Creating reverse-proxy-sample_nginx_1 ... done
Creating reverse-proxy-sample_app_1 ... done
Attaching to reverse-proxy-sample_nginx_1, reverse-proxy-sample_app_1
nginx_1 | /docker-entrypoint.sh: /docker-entrypoint.d/ is not empty, will attempt to perform configuration
nginx_1 | /docker-entrypoint.sh: Looking for shell scripts in /docker-entrypoint.d/
nginx_1 | /docker-entrypoint.sh: Launching /docker-entrypoint.d/10-listen-on-ipv6-by-default.sh
nginx_1 | 10-listen-on-ipv6-by-default.sh: info: IPv6 listen already enabled
nginx_1 | /docker-entrypoint.sh: Launching /docker-entrypoint.d/20-envsubst-on-templates.sh
nginx_1 | /docker-entrypoint.sh: Launching /docker-entrypoint.d/30-tune-worker-processes.sh
nginx_1 | /docker-entrypoint.sh: Configuration complete; ready for start up
app_1 | warn: Microsoft.AspNetCore.DataProtection.Repositories.FileSystemXmlRepository[60]
app_1 | Storing keys in a directory '/root/.aspnet/DataProtection-Keys' that may not be persisted outside of the container. Protected data will be unavailable when container is destroyed.
app_1 | warn: Microsoft.AspNetCore.DataProtection.KeyManagement.XmlKeyManager[35]
app_1 | No XML encryptor configured. Key {xxxxxxxx-xxxx-xxxx-xxxx-xxxxxxxxxxxx} may be persisted to storage in unencrypted form.
app_1 | info: Microsoft.Hosting.Lifetime[0]
app_1 | Now listening on: http://[::]:3500
app_1 | info: Microsoft.Hosting.Lifetime[0]
app_1 | Application started. Press Ctrl+C to shut down.
app_1 | info: Microsoft.Hosting.Lifetime[0]
app_1 | Hosting environment: Production
app_1 | info: Microsoft.Hosting.Lifetime[0]
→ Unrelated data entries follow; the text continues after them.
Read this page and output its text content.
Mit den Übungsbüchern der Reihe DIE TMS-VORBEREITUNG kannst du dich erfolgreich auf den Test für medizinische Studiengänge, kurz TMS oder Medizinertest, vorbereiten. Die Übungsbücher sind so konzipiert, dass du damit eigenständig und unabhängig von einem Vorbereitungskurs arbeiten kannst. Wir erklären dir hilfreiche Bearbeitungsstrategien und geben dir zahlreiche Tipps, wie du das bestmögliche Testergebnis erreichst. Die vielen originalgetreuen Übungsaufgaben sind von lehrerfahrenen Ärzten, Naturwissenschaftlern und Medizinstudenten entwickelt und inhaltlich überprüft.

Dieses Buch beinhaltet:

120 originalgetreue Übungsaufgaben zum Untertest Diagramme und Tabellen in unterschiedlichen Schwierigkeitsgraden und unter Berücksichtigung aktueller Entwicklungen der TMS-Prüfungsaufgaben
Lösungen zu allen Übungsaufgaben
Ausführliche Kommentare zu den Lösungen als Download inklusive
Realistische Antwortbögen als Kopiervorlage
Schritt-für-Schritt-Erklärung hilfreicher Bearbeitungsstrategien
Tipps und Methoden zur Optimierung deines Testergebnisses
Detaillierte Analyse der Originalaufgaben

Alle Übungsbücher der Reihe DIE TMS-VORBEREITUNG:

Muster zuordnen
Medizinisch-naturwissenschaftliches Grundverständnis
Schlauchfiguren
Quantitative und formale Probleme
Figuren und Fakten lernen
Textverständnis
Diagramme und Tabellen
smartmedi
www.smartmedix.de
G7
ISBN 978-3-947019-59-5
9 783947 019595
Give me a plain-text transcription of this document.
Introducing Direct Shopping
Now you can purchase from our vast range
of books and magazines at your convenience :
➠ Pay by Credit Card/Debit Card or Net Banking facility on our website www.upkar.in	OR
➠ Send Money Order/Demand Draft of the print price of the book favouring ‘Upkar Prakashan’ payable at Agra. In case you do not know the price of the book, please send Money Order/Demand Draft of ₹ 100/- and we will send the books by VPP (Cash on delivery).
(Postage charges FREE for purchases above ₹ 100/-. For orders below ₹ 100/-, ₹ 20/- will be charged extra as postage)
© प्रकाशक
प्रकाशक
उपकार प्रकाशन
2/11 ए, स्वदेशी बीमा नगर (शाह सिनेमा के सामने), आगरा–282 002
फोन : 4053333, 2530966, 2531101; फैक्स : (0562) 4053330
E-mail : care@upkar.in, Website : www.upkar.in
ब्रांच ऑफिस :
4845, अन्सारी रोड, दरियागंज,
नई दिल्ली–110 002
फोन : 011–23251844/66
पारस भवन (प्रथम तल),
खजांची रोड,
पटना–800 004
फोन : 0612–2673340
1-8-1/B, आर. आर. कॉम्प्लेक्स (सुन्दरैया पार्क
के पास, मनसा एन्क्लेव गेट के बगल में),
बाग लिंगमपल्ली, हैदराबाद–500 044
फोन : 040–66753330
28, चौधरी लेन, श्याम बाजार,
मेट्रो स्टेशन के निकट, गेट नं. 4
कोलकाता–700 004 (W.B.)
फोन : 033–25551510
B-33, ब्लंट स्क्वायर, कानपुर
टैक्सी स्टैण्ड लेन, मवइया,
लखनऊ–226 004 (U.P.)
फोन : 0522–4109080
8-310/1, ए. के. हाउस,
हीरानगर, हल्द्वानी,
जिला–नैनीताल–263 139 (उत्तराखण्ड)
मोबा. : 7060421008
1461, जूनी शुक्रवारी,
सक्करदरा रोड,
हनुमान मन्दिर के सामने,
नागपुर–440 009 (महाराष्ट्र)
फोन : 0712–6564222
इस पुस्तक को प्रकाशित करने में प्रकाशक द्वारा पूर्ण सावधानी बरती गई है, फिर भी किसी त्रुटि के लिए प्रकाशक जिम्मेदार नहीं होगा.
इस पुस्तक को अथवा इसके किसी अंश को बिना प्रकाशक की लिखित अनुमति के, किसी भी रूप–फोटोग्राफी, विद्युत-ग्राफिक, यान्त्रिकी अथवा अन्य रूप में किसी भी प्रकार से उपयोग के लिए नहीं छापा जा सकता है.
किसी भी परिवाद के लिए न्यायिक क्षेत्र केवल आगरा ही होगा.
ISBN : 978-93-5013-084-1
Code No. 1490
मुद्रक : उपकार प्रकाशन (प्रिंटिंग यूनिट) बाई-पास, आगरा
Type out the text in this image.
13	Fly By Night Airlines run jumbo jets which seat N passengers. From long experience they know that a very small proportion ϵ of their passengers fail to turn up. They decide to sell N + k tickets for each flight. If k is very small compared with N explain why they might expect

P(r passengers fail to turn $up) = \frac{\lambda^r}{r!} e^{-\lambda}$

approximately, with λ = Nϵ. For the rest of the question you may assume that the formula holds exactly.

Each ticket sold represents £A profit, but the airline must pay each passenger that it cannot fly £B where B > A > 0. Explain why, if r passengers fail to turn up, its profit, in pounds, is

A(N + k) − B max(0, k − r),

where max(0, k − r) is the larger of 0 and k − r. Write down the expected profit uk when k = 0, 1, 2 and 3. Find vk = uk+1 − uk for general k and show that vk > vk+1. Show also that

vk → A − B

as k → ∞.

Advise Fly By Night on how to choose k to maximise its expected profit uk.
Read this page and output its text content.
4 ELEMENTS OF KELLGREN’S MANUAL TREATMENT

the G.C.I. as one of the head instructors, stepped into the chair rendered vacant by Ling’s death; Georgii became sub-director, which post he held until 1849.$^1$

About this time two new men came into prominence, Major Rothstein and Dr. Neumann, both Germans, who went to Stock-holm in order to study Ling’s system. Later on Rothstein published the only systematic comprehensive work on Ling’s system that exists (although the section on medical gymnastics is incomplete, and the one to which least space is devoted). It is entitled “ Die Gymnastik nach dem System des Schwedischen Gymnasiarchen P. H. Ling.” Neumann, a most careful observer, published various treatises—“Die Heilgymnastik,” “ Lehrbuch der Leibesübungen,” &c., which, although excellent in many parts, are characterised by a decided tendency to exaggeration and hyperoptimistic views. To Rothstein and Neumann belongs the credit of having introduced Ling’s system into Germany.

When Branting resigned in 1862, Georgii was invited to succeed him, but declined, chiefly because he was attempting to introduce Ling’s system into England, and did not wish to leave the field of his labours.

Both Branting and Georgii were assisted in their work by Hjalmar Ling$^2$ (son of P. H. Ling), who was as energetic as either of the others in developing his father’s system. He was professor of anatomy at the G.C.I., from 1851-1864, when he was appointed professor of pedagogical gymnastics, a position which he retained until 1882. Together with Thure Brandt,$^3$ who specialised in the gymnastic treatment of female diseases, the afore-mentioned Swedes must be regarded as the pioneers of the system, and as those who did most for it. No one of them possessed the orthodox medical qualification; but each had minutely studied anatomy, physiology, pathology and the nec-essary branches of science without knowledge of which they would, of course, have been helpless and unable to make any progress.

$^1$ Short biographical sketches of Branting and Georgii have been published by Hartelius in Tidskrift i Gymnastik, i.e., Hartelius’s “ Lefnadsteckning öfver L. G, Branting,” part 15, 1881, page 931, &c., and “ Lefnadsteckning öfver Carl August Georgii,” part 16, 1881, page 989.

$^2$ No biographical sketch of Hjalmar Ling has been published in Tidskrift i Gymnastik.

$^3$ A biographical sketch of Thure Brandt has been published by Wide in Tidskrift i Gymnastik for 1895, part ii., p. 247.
app_1 | Content root path: /app
You can directly open the application at http://localhost:3800. By doing so, you’re directly interacting with the Kestrel, the default web server provided by ASP.NET Core. If you open http://localhost:3000 you will see the same application but your request went through the Nginx and re-routed to the Kestrel. Here Nginx acts as a reverse proxy web server.
The following diagram shows the big picture:
Calling application directly vs Calling through Reverse Proxy Web Server
I hope you find this helpful. In the next blog post, I will implement a sample for every feature described earlier for the reverse proxy web server.